In addition, each one of the fluid supply or inlet line, conduit, or passage 232, 238, 240, 234, respectively, leading to the metering device or applicator head 136, 134, 132, 130 is a fluid supply or inlet line, respectively. Pressure transducers XD1-634 operably and fluidically coupled thereto to sense or detect common operating pressure values P1, P2, P3, P4, respectively, within the conduit, or passage 232, 238, 240, 234 , XD2-636, XD3-638, XD4-640). Furthermore, the plurality of pressure transducers XD1-634, XD2-636, XD3-638, XD4-640 are connected to the plurality of electronic controllers CTRL1-642, CTRL2-644 by signal lines 650, 652, 654, and 656. , CTRL3-646 and CTRL4-648, respectively, are operatively connected to the electronic controllers CTRL1-642, CTRL2-644, CTRL3-646, CTRL4 to detect or detect the detected working pressure values P1, P2, P3, and P4. And a plurality of electronic controllers CTRL1-642, CTRL2-644, CTRL3-646, CTRL4-648, respectively, by means of suitable signal lines 658, 660, 662, 664 and a plurality of various pneumatic transformers. It is recognized that it is adapted to connect to the producers IP1-614, IP2-616, IP3-618, IP4-620, respectively. In addition, the plurality of electronic controllers CTRL1-642, CTRL2-644, CTRL3-646, CTRL4-648 are also programmable logic controllers (PLC-666), for example, by signal lines 668, 670, 672, and 674. It is adapted to be connected to each system controller including a.

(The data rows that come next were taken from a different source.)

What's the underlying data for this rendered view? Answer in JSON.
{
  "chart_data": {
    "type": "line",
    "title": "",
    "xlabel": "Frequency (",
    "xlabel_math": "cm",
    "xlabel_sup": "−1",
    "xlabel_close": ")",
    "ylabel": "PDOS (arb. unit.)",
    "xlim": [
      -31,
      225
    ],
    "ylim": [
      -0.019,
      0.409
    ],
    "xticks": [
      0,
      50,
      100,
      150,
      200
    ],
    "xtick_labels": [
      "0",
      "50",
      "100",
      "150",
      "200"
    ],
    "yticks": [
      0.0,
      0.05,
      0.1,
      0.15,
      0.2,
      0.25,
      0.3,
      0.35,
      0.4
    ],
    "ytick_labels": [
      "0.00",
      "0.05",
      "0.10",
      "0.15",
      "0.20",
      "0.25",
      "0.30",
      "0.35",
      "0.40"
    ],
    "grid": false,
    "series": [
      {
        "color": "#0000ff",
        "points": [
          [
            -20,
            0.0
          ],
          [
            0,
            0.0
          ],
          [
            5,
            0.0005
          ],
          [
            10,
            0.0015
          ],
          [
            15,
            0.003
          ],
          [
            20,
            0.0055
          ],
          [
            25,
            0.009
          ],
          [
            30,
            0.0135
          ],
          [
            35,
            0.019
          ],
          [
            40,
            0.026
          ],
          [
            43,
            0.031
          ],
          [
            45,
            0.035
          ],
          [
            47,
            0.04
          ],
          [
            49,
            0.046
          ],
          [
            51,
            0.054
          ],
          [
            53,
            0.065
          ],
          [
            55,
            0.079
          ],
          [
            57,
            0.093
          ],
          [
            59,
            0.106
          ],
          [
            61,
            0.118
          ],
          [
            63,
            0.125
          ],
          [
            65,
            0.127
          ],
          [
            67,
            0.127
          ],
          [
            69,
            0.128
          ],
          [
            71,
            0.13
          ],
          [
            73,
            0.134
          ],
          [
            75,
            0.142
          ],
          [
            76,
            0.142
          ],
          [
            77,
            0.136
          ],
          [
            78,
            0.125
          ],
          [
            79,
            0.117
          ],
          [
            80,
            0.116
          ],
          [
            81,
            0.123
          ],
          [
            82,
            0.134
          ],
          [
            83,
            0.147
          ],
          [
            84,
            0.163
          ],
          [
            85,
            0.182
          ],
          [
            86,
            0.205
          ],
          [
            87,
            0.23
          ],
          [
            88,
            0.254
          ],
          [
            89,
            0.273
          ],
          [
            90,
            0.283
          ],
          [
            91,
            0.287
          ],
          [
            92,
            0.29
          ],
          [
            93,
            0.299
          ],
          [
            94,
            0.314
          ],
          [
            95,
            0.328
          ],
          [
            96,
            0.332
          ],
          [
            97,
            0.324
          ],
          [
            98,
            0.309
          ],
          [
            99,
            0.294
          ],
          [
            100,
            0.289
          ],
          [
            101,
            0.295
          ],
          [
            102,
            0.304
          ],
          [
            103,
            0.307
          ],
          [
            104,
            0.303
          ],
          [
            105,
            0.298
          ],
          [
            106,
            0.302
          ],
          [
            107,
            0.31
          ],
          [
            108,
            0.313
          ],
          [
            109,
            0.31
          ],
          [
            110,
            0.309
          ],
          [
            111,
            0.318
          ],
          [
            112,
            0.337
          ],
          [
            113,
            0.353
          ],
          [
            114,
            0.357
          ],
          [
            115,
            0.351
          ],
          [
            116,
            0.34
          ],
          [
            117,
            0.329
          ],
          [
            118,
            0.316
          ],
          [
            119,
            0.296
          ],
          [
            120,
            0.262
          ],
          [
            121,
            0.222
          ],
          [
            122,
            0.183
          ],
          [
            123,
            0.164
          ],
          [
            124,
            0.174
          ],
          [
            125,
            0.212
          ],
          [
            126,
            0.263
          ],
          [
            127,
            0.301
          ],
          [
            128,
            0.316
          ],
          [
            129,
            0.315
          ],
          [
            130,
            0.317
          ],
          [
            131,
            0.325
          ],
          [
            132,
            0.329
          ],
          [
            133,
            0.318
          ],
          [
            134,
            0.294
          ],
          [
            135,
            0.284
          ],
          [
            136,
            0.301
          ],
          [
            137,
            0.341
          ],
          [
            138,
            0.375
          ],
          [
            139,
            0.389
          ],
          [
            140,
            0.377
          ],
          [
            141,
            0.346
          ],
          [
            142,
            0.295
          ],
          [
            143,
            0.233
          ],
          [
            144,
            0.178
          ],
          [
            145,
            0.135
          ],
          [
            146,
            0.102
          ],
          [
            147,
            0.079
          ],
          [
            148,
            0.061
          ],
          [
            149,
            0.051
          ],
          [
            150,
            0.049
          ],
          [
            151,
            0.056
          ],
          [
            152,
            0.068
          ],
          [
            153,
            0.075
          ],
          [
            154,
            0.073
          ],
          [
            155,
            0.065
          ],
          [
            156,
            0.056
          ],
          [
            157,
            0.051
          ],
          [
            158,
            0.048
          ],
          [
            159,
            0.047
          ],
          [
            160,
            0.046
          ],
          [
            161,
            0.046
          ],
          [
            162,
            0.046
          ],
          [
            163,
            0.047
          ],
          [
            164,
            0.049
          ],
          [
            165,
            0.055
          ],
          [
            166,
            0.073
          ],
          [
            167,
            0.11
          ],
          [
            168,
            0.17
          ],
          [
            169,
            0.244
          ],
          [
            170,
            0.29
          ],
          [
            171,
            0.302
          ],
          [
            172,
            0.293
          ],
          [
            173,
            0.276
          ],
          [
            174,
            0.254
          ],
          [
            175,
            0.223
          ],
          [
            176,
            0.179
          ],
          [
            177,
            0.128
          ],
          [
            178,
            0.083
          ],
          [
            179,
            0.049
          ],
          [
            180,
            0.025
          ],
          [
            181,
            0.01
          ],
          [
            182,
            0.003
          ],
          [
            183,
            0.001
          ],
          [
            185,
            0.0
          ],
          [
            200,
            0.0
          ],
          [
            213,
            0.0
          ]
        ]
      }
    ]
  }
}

In this way, the plurality of pressure transducers XD1-634, XD2-636, XD3-638, XD4-640 may provide a general working pressure within the fluid supply or inlet line, conduit, or passage 232, 238, 240, 234. Detects or detects values P1, P2, P3, P4, respectively, and the signals corresponding to such working pressure values P1, P2, P3, P4 are electronically controlled by signal lines 650, 652, 654, 656. (CTRL1-642, CTRL2-644, CTRL3-646, CTRL4-648). Again, electronic controllers CTRL1-642, CTRL2-644, CTRL3-646, CTRL4-648 are connected by signal lines 668, 670, 672, 674, for example, to desired or predetermined operating pressure values stored therein ( Communicate with programmable logic controller (PLC-666) with P1, P2, P3, P4, whereby a suitable signal is programmed by programmable logic controller (PLC-666) with signal lines (668, 670, 672, 674). ) Are sent back to the individual electronic controllers CTRL1-642, CTRL2-644, CTRL3-646, CTRL4-648, respectively, to the plurality of electronic controllers CTRL1-642, CTRL2-644, CTRL3-646, CTRL4-648. In order to adjust or maintain the working pressure values P1, P2, P3, P4 again to the desired level if necessary, the plurality of pressure reductions are provided through means of the plurality of control supply inlet lines 622, 624, 626, 628. Multiple various pneumatic transducers for individually and independently controlling the valves PRV1-606, PRV2-608, PRV3-610, PRV4-612 (IP1-614, IP2-616, IP3-618, IP4-620) can be controlled independently. Thus, by means of the closed loop monitoring system described above, various different working pressure values or parameters P1, P2, P3, P4, respectively associated with the metering device or applicator heads 136, 134, 132, 130, are independently Can be adjusted and controlled.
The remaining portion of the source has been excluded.